Haas reaches the last sixteen of the US Open aged 35 (Thanks to slate.com)
Haas reaches the last sixteen of the US Open aged 35 (Thanks to slate.com)

Review of the first week of the US Open.

The first week of the 2013 US Open was a case of out with the new and in with the old. Never has the triumph of experience over hope, on a tour more difficult on the body and mind than ever, been more clearly illustrated.
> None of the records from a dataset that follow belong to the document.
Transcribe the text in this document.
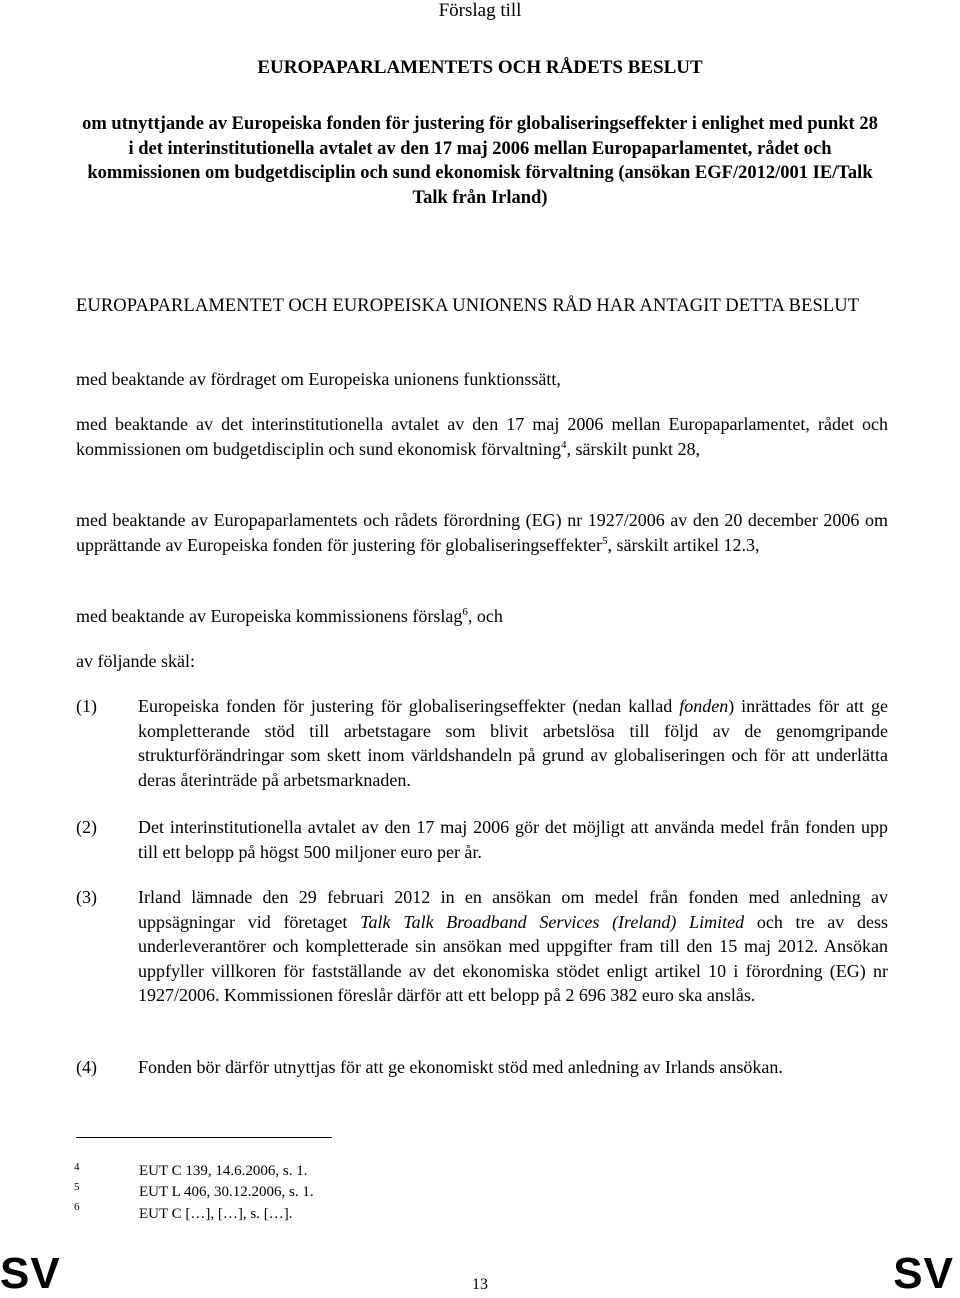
Förslag till
EUROPAPARLAMENTETS OCH RÅDETS BESLUT
om utnyttjande av Europeiska fonden för justering för globaliseringseffekter i enlighet med punkt 28 i det interinstitutionella avtalet av den 17 maj 2006 mellan Europaparlamentet, rådet och kommissionen om budgetdisciplin och sund ekonomisk förvaltning (ansökan EGF/2012/001 IE/Talk Talk från Irland)
EUROPAPARLAMENTET OCH EUROPEISKA UNIONENS RÅD HAR ANTAGIT DETTA BESLUT
med beaktande av fördraget om Europeiska unionens funktionssätt,
med beaktande av det interinstitutionella avtalet av den 17 maj 2006 mellan Europaparlamentet, rådet och kommissionen om budgetdisciplin och sund ekonomisk förvaltning$^4$, särskilt punkt 28,
med beaktande av Europaparlamentets och rådets förordning (EG) nr 1927/2006 av den 20 december 2006 om upprättande av Europeiska fonden för justering för globaliseringseffekter$^5$, särskilt artikel 12.3,
med beaktande av Europeiska kommissionens förslag$^6$, och
av följande skäl:
(1) Europeiska fonden för justering för globaliseringseffekter (nedan kallad fonden) inrättades för att ge kompletterande stöd till arbetstagare som blivit arbetslösa till följd av de genomgripande strukturförändringar som skett inom världshandeln på grund av globaliseringen och för att underlätta deras återinträde på arbetsmarknaden.
(2) Det interinstitutionella avtalet av den 17 maj 2006 gör det möjligt att använda medel från fonden upp till ett belopp på högst 500 miljoner euro per år.
(3) Irland lämnade den 29 februari 2012 in en ansökan om medel från fonden med anledning av uppsägningar vid företaget Talk Talk Broadband Services (Ireland) Limited och tre av dess underleverantörer och kompletterade sin ansökan med uppgifter fram till den 15 maj 2012. Ansökan uppfyller villkoren för fastställande av det ekonomiska stödet enligt artikel 10 i förordning (EG) nr 1927/2006. Kommissionen föreslår därför att ett belopp på 2 696 382 euro ska anslås.
(4) Fonden bör därför utnyttjas för att ge ekonomiskt stöd med anledning av Irlands ansökan.
4	EUT C 139, 14.6.2006, s. 1.
5	EUT L 406, 30.12.2006, s. 1.
6	EUT C […], […], s. […].
SV	13	SV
The first few rounds saw the men’s supposed next generation of future Major winners get knocked out one by one; the most high profile casualties being Nishikori, Tomic and Dimitrov. Briton’s Dan Evans took out the first two but at aged 23 this was his first win in the main draw of a Major outside Wimbledon at an age by which most players who are going to make a splash have got everyone pretty soaked. Dimitrov, meanwhile, lost to a Sousa, a 24 year old playing in only his fourth main draw of a Major. Evans and Sousa were new, to the main draws of Slams anyway, while their higher ranked and younger opponents have been winning matches in Majors for a while now. These three men are touted as the next big things but are not ones reflecting the sun of late, vanishing instead in the shadows of lesser-ranked opponents in the early rounds.

One man, the youngest of the current Major winners in the game’s top ten, Juan Martin Del Potro, on the cusp of turning 25, looked like he might be able to repeat his 2009 US Open victory only to be knocked out of the tournament by the 2001 Champion, the 32 year old Lleyton Hewitt. The former world number One proved to be the fitter of the two, taking the final set 6-1 in a match where Del Potro’s fitness issues, his wrist in particular, were all too evident in the never-ending languid slices he limped in on his backhand.

Hewitt went on to beat another up and comer in Donskoy(23) and will play one of his fellow veterans, Russia’s Mikhail Youzhny (31), in the last sixteen. The 2006 and 2010 New York semi-finalist beat Tommy Haas (35) in the last thirty-two. The thirtysomethings were anything but alone in the later stages of a Major. In the last 16 Robredo (31) beat 32 year old Federer (32), Nadal (27), who has been winning Majors for close to a decade, beat Kohlschrieber (29), and Ferrer (31) beat Tipsarevic(29). Meanwhile other last sixteeners such as Djokovic, Murray, Istomin, Berdych and Wawrinka, all aged 26 and 27, have all been professionals for nearly ten years.

The only breath of fresh air in the fourth round was 22 year old Milos Raonic but he was beaten in five sets by the tours oldest up and comer, Richard Gasquet, who, though has grown into a more consistent performer, at 27 looks less and less likely to deliver on the promise of his nickname Baby Fed.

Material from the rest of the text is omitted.